Ich sah mich um. Ich lag in einer Senke, zwischen hohen, alten Tannen, deren Wurzeln sich um den Rand der Senke wanden. Über eine dieser Wurzeln war ich gestolpert. Das Knacken von brechenden Ästen hatte sich entfernt, doch jetzt wurde es wieder lauter. Hatte das Monster die Fährte meiner Freunde verloren? Das wäre wenigstens etwas. Oder es hatte einfach meinen Schrei gehört und wusste, dass es hier eine wehrlose Beute gab. Mir wurde schlecht, als ich nur schon daran dachte, was dieses Biest wohl mit mir anstellen würde. Den Katzen hatte es ganze Gliedmassen abgebissen: Beine, den Schwanz.

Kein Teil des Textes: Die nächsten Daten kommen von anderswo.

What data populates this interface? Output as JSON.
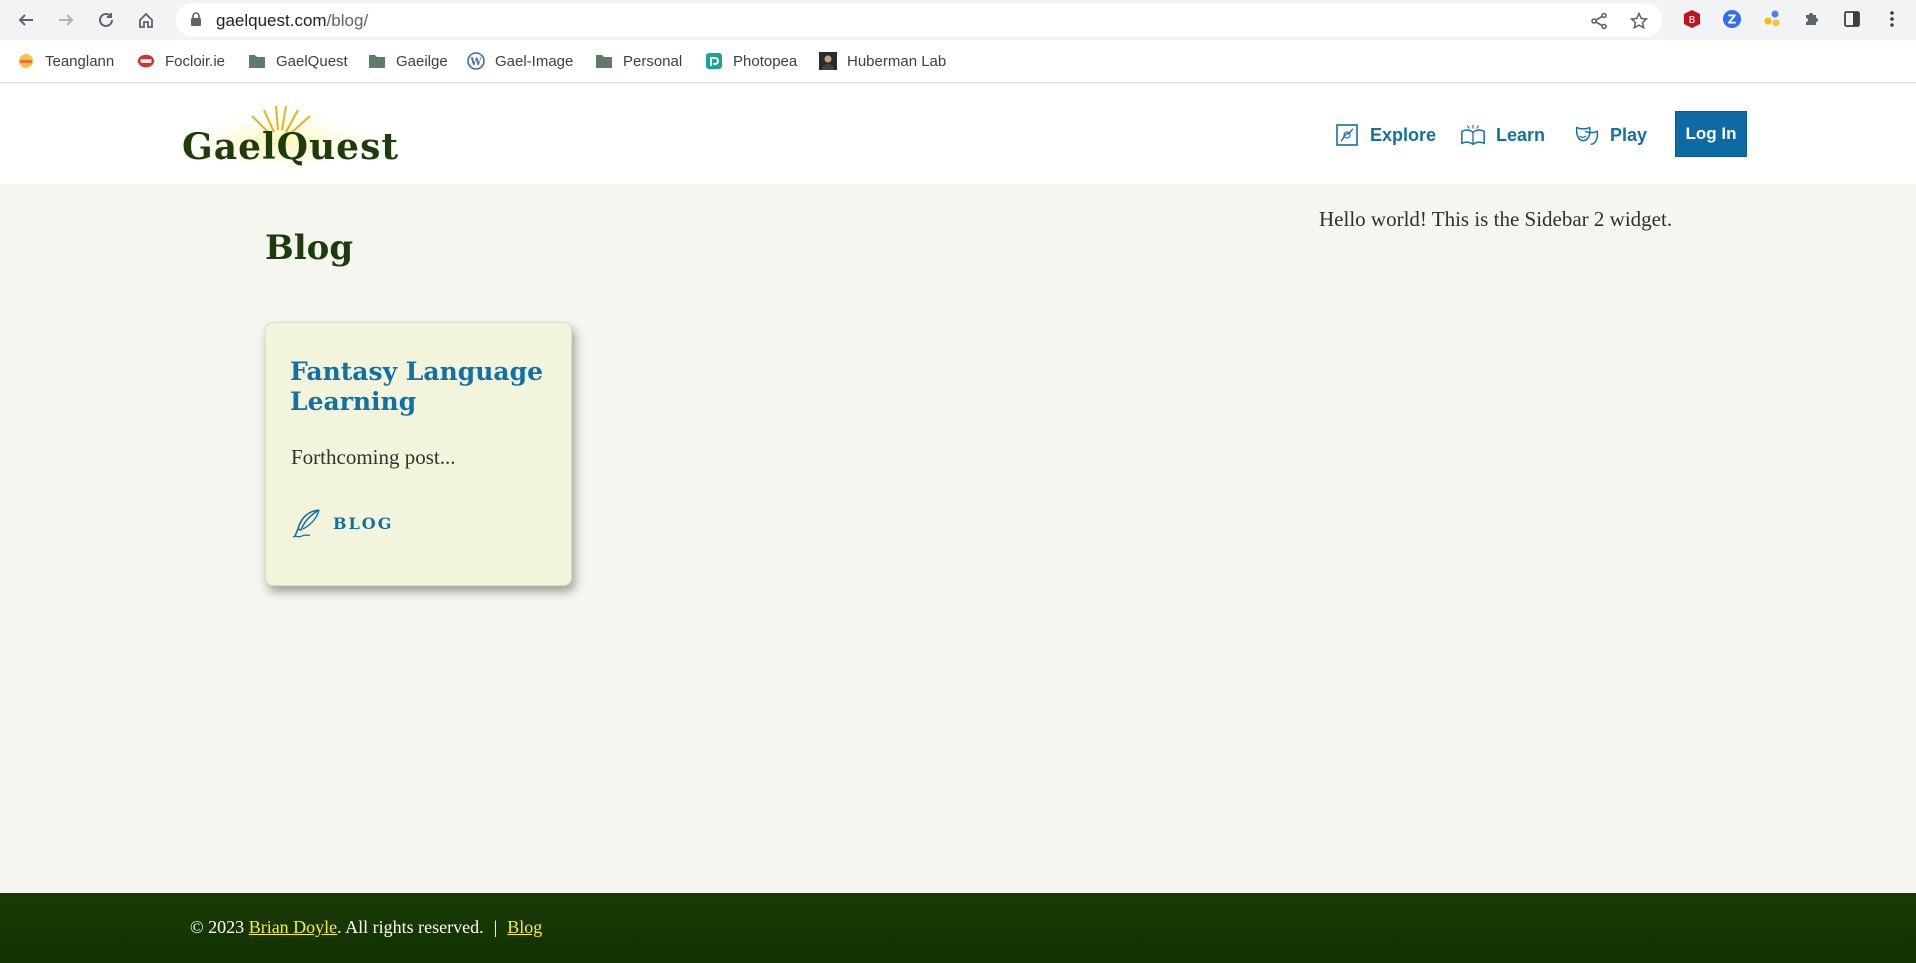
{
  "browser": {
    "url_host": "gaelquest.com",
    "url_path": "/blog/",
    "bookmarks": [
      {
        "label": "Teanglann",
        "icon": "teanglann-icon"
      },
      {
        "label": "Focloir.ie",
        "icon": "focloir-icon"
      },
      {
        "label": "GaelQuest",
        "icon": "folder-icon"
      },
      {
        "label": "Gaeilge",
        "icon": "folder-icon"
      },
      {
        "label": "Gael-Image",
        "icon": "wordpress-icon"
      },
      {
        "label": "Personal",
        "icon": "folder-icon"
      },
      {
        "label": "Photopea",
        "icon": "photopea-icon"
      },
      {
        "label": "Huberman Lab",
        "icon": "huberman-avatar-icon"
      }
    ]
  },
  "site": {
    "logo_text": "GaelQuest",
    "menu": [
      {
        "label": "Explore",
        "icon": "map-icon"
      },
      {
        "label": "Learn",
        "icon": "open-book-icon"
      },
      {
        "label": "Play",
        "icon": "theater-masks-icon"
      }
    ],
    "login_label": "Log In"
  },
  "page": {
    "title": "Blog",
    "sidebar_text": "Hello world! This is the Sidebar 2 widget."
  },
  "posts": [
    {
      "title": "Fantasy Language Learning",
      "excerpt": "Forthcoming post...",
      "category": "BLOG",
      "category_icon": "quill-feather-icon"
    }
  ],
  "footer": {
    "copyright_prefix": "© 2023",
    "author": "Brian Doyle",
    "rights": ". All rights reserved.",
    "separator": "|",
    "blog_link": "Blog"
  },
  "colors": {
    "accent": "#1370a5",
    "heading": "#1d3b0b",
    "footer_bg": "#163604",
    "footer_link": "#ffeb3b",
    "card_bg": "#f2f5dc",
    "page_bg": "#f6f6f0"
  }
}
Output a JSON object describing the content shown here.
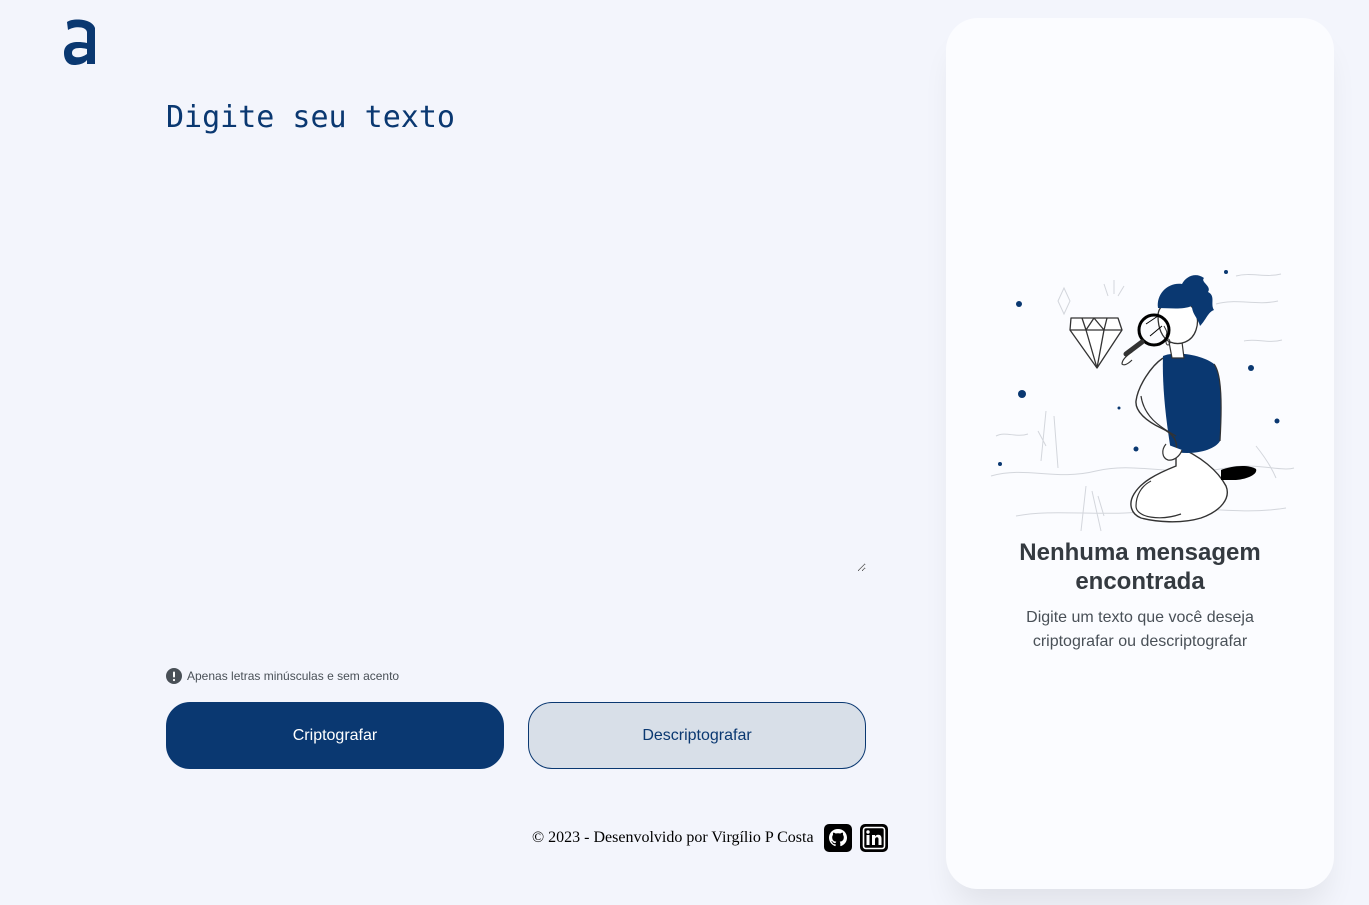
{
  "brand": {
    "logo_icon": "alura-a-logo-icon",
    "primary_color": "#0a3871",
    "background_color": "#f3f5fc"
  },
  "editor": {
    "placeholder": "Digite seu texto",
    "value": ""
  },
  "hint": {
    "icon": "exclamation-circle-icon",
    "text": "Apenas letras minúsculas e sem acento"
  },
  "buttons": {
    "encrypt_label": "Criptografar",
    "decrypt_label": "Descriptografar"
  },
  "footer": {
    "text": "© 2023 - Desenvolvido por Virgílio P Costa",
    "icons": [
      "github-icon",
      "linkedin-icon"
    ]
  },
  "output_panel": {
    "illustration": "person-with-magnifying-glass-illustration",
    "title": "Nenhuma mensagem encontrada",
    "subtitle": "Digite um texto que você deseja criptografar ou descriptografar"
  }
}
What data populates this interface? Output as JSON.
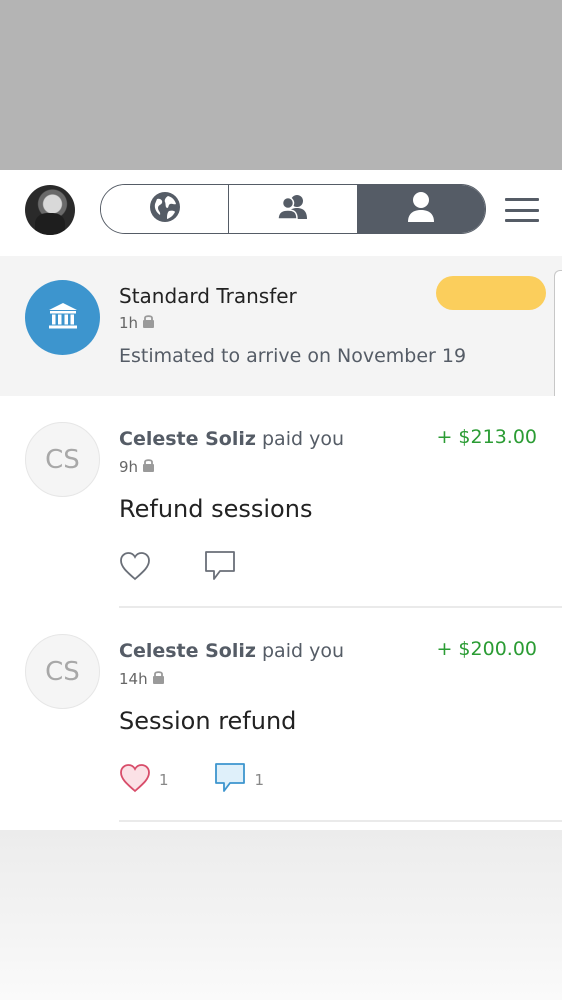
{
  "tabs": {
    "public": "globe-icon",
    "friends": "friends-icon",
    "mine": "person-icon",
    "active": "mine"
  },
  "transfer": {
    "title": "Standard Transfer",
    "time": "1h",
    "subtitle": "Estimated to arrive on November 19"
  },
  "feed": [
    {
      "initials": "CS",
      "name": "Celeste Soliz",
      "action": "paid you",
      "amount": "+ $213.00",
      "time": "9h",
      "note": "Refund sessions",
      "likes": "",
      "comments": ""
    },
    {
      "initials": "CS",
      "name": "Celeste Soliz",
      "action": "paid you",
      "amount": "+ $200.00",
      "time": "14h",
      "note": "Session refund",
      "likes": "1",
      "comments": "1"
    }
  ],
  "colors": {
    "accent": "#3d95ce",
    "positive": "#2b9c34",
    "segment": "#555c66"
  }
}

Und dann tauchte das Untier zwischen den Bäumen auf. Erst konnte ich nur einen riesigen, schwarzen Schatten ausmachen. Hätte es sich nicht bewegt, ich hätte es nicht gesehen. Kein Geheul, kein Gebrüll, kein Gebell. Nicht einmal das Brechen von Zweigen. Das Monster bewegte sich völlig lautlos. Es kam näher und ich konnte seinen hechelnden Atem hören. Zottiges Fell, spitze Ohren, Schnauze, vier Beine, ein Schwanz, grosse, weisse Fangzähne, die sehr scharf aussahen. Was da auf mich zukam war ein riesiger, kohlrabenschwarzer Hund. Er hatte die Zähne gebleckt und kam ganz langsam näher und immer näher. Er wusste, dass ich nicht weglaufen konnte. Er hatte seine Beute auf sicher. Mein Herz schlug wie wild, mein Atem ging viel zu schnell und ich konnte meinen Blick einfach nicht von den Fangzähnen des Biests und von seinen bedrohlichen, gelbglimmenden Augen abwenden. Gleich würde es zuschnappen, seine Zähne in irgendeinem meiner Körperteile vergraben, ... Ich konnte seinen heissen, stinkenden Atem an meinem Hals spüren. Es musste es auf meine Kehle abgesehen haben. Ging es wenigstens schnell, wenn einem die Kehle aufgerissen wurde? Jedenfalls sicher schneller, als wenn der Hund zuerst über meine anderen Körperteile herfiel. Bittere Galle stieg meinen Hals hoch bis in meinen Mund. Ein Schnüffeln. Und dann ein Winseln. Die Fangzähne des Ungetüms waren plötzlich verschwunden. Es zog sich zurück, drückte seine Schnauze winselnd auf den Boden und sah mich einfach nur an. Immer noch in der gleichen Haltung zog der Hund sich langsam weiter zurück, bis er mit eingezogenem Schwanz in den Wald floh. Wieso? Verwirrt blickte ich dem Monsterhund nach. Er hatte seine Beute doch auf sicher gehabt. Ich hatte keine Möglichkeit gehabt, ihm zu entkommen. Wieso hatte er mich nicht angefallen? Er hatte es doch vorgehabt, das war deutlich zu erkennen gewesen.
Erst nach und nach machte sich die Erleichterung bemerkbar. Mein Atem wurde wieder gleichmässiger, mein Herz wechselte in seinen normalen Rhythmus zurück. Das Adrenalin war weg und ich war müde, so unglaublich müde. In meinem Bein pochte immer noch der Schmerz, doch ich nahm ihn kaum noch war. Auch nicht die Kälte. Schlafen. Das Einzige was ich wollte, war schlafen. Mir fielen die Augen zu.